TYO Recommends: Friday, May 18, 2012

This week, TYO dives into the methodology behind play, better ways to read, improvements in poverty and maternal health, and disturbing child abuse allegations in homes for the mentally and behaviorally challenged.

No play? NO WAY! A disturbing trend has taken hold in schools around America. As they race to comply with improved math and reading scores thanks to initiatives like No Child Left Behind and Race to the Top, many are finding ways to cut back on seemingly superfluous activities during the school day. One of the first activities to go? RECESS, of course! Education Week cautions against the hasty excise made by 30% of U.S. schools (as of 2009) and 40% who significantly reduced recreation time citing the myriad benefits to improved test scores for children who are granted time to relax and recharge.

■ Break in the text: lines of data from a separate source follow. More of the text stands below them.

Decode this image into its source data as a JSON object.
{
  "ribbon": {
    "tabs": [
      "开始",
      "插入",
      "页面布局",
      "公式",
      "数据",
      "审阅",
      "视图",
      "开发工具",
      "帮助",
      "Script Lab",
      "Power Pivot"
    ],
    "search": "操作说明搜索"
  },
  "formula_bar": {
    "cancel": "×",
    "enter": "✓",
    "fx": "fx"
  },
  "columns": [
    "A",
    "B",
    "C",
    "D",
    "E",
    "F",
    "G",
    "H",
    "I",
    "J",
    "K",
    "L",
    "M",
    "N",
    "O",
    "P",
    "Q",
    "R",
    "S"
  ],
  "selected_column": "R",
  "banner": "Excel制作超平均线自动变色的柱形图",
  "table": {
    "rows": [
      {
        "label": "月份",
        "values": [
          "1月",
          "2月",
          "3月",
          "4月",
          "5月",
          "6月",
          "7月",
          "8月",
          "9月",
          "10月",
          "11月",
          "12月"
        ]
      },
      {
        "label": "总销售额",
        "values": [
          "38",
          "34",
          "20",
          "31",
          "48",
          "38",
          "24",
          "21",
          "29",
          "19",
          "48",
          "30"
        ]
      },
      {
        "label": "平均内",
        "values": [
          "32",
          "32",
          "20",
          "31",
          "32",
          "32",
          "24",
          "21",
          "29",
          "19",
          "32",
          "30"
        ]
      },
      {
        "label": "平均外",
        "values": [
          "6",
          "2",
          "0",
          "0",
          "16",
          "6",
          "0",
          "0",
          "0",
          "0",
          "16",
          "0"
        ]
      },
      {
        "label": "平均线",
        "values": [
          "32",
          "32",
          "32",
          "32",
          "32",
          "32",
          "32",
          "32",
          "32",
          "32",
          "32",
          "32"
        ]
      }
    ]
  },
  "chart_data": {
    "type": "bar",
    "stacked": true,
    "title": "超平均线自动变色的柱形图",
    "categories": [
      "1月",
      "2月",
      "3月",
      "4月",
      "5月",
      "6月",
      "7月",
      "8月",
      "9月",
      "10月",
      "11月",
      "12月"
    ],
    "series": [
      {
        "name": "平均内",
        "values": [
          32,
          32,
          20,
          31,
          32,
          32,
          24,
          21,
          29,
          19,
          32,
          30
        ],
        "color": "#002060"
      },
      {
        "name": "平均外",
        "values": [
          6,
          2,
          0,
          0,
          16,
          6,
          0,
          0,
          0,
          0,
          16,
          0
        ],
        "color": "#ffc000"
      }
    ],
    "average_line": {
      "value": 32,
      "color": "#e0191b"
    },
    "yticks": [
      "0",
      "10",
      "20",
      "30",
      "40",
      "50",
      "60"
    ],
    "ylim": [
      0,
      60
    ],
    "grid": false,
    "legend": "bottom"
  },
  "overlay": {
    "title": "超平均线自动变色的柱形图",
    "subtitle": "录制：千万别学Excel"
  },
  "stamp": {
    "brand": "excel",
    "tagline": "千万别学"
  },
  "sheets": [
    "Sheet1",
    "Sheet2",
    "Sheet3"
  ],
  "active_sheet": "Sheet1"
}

Play on. Following the close of a fifteen year longitudinal study published in Family Science and recent updates in Psychology Today, researchers reveal the mechanisms behind learning through PLAY. Examining 229 low-income children in the U.S. Early Head Start Research and Evaluation Project, parent-toddler interactions in imaginative play at age 2 were examined against child outcomes at age 3 and in the fifth grade. Discoveries include increases in language usage, self-regulation, social skills, and cognitive flexibility. So what can parents and teachers do to support this essential development process? Talk! Read! And, most importantly, PLAY! with your children.

Raising the Bar on Reading. New findings reveal that how you read may have as great an impact as what you READ to small children. Studying a group of over 500 four-year-olds, comparative research demonstrated that groups who focused on the text itself—tracing letters as they read or talking about the material and discussing the concepts of words—created more conducive absorption and learning environments for children than those who adhered to the classic style of reading the text alone.

No Place Like Home. Many have lauded relatively high numbers of children’s HOMES for the mentally and behaviorally challenged in Jordan, however alarming exposés and interviews of parents and caretakers involved in the system have unveiled a web of systematic abuses brought on by primary caretakers and hospice administration. Further disturbing still, despite regulations on the books to curb such abuse and maltreatment that parents pay upwards of 1,000 Jordanian dinars ($1,400) per month for, the BBC investigates scandals that persist in a system where the qualifications to receive a license “are only about the building—such as the height of rooms and the size of the water tank.”

When DECLINING never felt so UPLIFTING! Great news for children in developing countries around the world! The pace of declining poverty has been accelerating, and for the first time, according to a recent USAID Impact report showing the results of a World Bank survey, between 2005 and 2008 the absolute number of people living in extreme POVERTY declined in all major developing regions! And if that wasn’t enough, the NY Times reports discoveries by the UN and the University of Washington in an independent study sponsored by the Bill and Melinda Gates Foundation demonstrating the notable DECLINE of maternal deaths, particularly in childbirth, over the last two decades. Healthy moms make for healthy babies and a healthier child population overall!